5 Steps to Successful Budgeting


Budgeting is one of the most important tenets of personal finance, and it's no small thing. Everyone should know exactly what goes into making a budget — it dictates your current living situation, and determines how much you can save to support your future living situation. Follow these five steps to get started.

Step 1: Automate essential, recurring living expenses

Let's start with the basics: Add up all monthly household income and make a list of all necessary monthly expenses, like housing, utilities, and groceries. Since these are nonnegotiable expenses, take time to set up automatic payments to cover as many of these items as you can. In many cases, you can even choose the day you'd like your bills to be debited from your account, so consider when you get paid each month. Arrange to have your bills automatically deducted when you know you'll have cash available.

Next, subtract your bills from your income. If there's no money left over after paying your bills, or you're not able to cover your bills, there are only a few viable options: Make more money, get another job, or spend less. If you've got extra money after paying your bills, move on to step two. (See also: Build Your First Budget in 5 Easy Steps)

Step 2: Automate savings

Generally, you'd like to get your personal savings rate to 15 percent of your gross income. If you're saving for other big-ticket items, like a home or college education, in addition to retirement, you may need to save more. Yes, everyone's situation is different and everyone is at a different point in their lives — but if you have available cash, you should be saving something. Set up automatic transfers from your checking account to your savings account on the same schedule as your other essential bills. (See also: 5 Ways to Automate Your Finances)

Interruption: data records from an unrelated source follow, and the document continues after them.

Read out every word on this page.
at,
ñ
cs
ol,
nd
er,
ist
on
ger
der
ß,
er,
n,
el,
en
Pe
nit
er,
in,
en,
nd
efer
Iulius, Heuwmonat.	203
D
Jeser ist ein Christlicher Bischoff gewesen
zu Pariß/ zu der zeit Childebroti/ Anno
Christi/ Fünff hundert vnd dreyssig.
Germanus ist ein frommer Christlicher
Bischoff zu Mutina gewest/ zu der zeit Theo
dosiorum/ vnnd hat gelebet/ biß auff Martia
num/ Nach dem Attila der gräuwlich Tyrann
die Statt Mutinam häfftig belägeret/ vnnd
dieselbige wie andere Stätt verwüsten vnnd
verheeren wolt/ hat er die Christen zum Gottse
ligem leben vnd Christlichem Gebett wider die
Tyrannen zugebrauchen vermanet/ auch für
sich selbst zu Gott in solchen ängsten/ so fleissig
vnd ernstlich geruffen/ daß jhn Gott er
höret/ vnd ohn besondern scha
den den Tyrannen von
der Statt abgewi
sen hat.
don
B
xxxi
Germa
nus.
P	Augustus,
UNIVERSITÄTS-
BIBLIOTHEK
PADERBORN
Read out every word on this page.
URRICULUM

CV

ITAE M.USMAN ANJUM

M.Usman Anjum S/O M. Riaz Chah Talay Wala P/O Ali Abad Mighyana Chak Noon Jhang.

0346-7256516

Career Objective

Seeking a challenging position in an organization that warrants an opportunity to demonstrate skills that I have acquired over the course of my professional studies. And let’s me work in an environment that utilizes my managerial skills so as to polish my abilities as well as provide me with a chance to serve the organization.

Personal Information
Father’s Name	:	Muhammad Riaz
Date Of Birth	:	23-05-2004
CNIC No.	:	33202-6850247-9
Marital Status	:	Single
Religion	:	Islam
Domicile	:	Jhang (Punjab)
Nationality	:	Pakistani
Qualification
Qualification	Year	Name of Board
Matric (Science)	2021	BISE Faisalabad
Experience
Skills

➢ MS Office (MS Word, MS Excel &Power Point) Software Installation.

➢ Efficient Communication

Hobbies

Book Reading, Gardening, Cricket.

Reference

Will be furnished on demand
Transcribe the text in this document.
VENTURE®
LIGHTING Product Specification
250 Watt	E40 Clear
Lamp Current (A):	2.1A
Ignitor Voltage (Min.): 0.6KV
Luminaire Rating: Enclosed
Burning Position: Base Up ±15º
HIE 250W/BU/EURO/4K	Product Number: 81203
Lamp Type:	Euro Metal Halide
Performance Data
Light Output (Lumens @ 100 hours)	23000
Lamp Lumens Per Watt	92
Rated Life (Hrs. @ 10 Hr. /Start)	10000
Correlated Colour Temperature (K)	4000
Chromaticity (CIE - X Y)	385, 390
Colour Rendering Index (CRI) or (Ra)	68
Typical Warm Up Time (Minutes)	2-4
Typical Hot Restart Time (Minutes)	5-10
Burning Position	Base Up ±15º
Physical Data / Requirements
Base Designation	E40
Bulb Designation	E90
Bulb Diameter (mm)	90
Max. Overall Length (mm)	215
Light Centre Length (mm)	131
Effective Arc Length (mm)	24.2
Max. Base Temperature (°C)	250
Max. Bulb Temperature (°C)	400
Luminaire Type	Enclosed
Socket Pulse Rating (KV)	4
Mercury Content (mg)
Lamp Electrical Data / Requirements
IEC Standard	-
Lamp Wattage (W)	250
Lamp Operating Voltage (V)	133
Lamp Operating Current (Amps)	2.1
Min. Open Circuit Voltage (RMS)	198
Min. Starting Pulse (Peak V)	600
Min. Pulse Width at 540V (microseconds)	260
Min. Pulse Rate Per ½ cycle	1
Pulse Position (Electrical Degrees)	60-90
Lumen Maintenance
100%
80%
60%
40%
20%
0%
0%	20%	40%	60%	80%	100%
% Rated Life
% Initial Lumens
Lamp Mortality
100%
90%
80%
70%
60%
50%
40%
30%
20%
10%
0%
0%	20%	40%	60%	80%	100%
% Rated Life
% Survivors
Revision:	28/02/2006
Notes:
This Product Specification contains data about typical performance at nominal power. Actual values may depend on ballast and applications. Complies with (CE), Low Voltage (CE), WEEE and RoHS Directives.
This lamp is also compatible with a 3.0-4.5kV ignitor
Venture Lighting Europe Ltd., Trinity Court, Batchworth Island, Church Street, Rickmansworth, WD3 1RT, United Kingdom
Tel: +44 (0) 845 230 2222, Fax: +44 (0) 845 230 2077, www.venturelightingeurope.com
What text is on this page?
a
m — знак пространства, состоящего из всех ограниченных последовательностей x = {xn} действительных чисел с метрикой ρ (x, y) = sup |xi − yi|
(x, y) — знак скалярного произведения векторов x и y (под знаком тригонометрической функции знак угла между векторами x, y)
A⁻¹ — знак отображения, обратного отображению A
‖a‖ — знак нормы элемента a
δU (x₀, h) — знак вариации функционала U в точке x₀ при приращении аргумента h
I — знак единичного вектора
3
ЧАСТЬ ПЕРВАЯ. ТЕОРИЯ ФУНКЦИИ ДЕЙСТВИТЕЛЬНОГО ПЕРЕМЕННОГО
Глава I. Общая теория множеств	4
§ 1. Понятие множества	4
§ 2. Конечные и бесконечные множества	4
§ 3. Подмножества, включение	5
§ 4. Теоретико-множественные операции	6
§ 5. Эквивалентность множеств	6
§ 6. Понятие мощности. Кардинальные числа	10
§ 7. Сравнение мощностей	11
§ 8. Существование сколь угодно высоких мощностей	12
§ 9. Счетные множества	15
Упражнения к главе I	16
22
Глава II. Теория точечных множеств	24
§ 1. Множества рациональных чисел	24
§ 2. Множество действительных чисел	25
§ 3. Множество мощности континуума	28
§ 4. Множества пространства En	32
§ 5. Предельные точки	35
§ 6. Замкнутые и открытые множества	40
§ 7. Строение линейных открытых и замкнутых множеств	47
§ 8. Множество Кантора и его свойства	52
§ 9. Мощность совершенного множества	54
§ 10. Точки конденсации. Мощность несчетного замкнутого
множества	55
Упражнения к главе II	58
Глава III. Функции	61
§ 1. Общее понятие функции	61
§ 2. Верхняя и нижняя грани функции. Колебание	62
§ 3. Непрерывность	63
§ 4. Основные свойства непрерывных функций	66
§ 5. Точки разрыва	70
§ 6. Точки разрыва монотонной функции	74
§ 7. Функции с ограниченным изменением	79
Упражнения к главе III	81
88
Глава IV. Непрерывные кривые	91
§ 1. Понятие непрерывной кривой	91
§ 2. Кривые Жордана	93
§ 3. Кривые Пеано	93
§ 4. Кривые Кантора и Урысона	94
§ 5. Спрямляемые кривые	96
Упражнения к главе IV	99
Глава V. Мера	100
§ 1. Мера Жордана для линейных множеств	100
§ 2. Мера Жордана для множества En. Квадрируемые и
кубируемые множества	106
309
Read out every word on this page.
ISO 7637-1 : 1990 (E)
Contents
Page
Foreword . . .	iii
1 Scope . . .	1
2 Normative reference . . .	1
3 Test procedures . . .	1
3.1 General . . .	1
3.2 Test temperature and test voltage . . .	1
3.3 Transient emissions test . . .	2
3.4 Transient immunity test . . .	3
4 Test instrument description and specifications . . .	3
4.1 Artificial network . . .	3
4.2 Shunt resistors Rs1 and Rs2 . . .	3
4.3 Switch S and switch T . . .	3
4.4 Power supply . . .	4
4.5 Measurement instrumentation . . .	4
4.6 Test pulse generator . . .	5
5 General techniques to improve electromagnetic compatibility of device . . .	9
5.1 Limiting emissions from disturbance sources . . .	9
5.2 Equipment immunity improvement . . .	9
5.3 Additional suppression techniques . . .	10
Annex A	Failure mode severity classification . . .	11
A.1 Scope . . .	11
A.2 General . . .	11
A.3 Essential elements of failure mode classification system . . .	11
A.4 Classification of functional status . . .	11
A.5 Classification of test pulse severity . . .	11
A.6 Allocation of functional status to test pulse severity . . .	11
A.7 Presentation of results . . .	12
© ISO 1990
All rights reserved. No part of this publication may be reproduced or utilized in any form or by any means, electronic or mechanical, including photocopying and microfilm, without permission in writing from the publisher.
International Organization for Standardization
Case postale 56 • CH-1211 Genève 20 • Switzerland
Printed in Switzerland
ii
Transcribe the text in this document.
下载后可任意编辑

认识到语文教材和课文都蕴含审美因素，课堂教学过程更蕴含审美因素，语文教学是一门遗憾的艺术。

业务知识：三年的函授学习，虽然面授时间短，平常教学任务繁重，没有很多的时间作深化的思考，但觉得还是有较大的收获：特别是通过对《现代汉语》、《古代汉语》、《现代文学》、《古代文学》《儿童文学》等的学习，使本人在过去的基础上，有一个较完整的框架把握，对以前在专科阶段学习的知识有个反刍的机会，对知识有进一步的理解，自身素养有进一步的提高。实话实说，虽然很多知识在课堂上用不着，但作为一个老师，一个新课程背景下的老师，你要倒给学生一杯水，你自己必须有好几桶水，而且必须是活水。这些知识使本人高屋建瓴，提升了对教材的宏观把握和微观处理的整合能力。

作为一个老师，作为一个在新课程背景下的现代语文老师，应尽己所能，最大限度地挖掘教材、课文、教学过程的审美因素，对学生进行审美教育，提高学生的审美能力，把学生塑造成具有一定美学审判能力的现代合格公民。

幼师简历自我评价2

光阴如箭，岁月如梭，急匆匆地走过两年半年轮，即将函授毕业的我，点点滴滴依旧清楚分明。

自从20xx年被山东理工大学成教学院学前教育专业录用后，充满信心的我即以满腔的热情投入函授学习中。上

Step 3: Establish a debt reduction plan

Debt and credit are vital aspects of our financial system and allow individuals to accomplish their dreams, like owning a home or paying for college. But high levels of consumer debt, including student loans and credit cards, can stunt your ability to save and can negatively affect your borrowing ability. One common benchmark is to limit your consumer debt repayment to 20 percent or less of your net monthly income.

If you're having a hard time meeting your financial obligations and goals because of a heavy debt load, make a list of all outstanding debts owed, including the total amount due, monthly payment, and interest rate. Always make at least the minimum payment due on all accounts to remain in good credit standing. (See also: 5-Day Debt Reduction Plan: Pay It Off)

Next, focus on one debt — either the lowest balance or the highest interest rate — and send any extra money that you may have toward that debt. When that debt is paid off, take the money you were sending to that paid-off debt and redirect it toward the next debt in line. Continue this process until all debts are paid in full. If you're struggling to come up with a workable repayment plan, check out PowerPay.org, which offers a free tool that you can use to run various payback scenarios that can illustrate how to best utilize any extra funds you have to pay off your debt. (See also: Snowballs or Avalanches: Which Debt Reduction Strategy Is Best for You?)

Step 4: Commit to a spending plan

Once you've met your financial obligations for the month, including bills, savings, and debt, your lifestyle expenses are dictated by your remaining balance — not the other way around. After tracking your spending over a period of time, you should have a clearer picture of your money habits as well as where your money is going and where you can make cuts. Start with your monthly bills and look for ways to trim some easy expenses, like your TV or phone services, or setting a tighter food budget.

Then examine your lifestyle spending. If you find that you overspend in certain areas, try using an envelope saving method, whereby each month you take out a set amount of money for a specific expense — like eating out — and put cash in an envelope marked specifically for that expense. Spend only what's in that envelope and when it's empty, there is no more spending on that area for the month.

There are various recommended spending and saving plans out there, but I'd argue that as long as you're meeting the obligations in steps one through three, you can go ahead and spend the rest of your cash flow however you'd like.

Step 5: Account for irregular expenses

This may be one area that everyone overlooks. We all have a few bills that come only once or twice a year. Whether it's an insurance premium or a property tax bill, these infrequent yet yearly expenses can ruin a budget fast if you don't plan for them. Setting up a cash cushion in your checking account or keeping a separate reserve fund can help prevent you from having to dip into your emergency savings to cover these bills.

One straightforward way to account for these expenses is to divide the total amount of irregular yearly bills by 12 and set that amount aside every month as part of the cash buffer in your checking account.

Irregular expenses also include special occasions, like birthdays and holidays. Here's a neat idea I heard about recently: Choose an amount of money you'd like to have saved for something; for example, Christmas. Divide that number by 12, and every month, buy a store gift card for that amount. This probably works best if you choose one or two stores that you can buy various gifts from, like Target. By the time Christmas comes along, go ahead and spend only what you have saved on the gift cards. It can be a somewhat painless way to save a good amount of money, and by using the store cards, it can protect your savings account from overspending during this time. (See also: 5 Common Budget Mistakes You Can Fix Right Now)

Your budget is your personal financial blueprint; it determines where you are and where you're going. That's why getting it right should be a priority for everyone.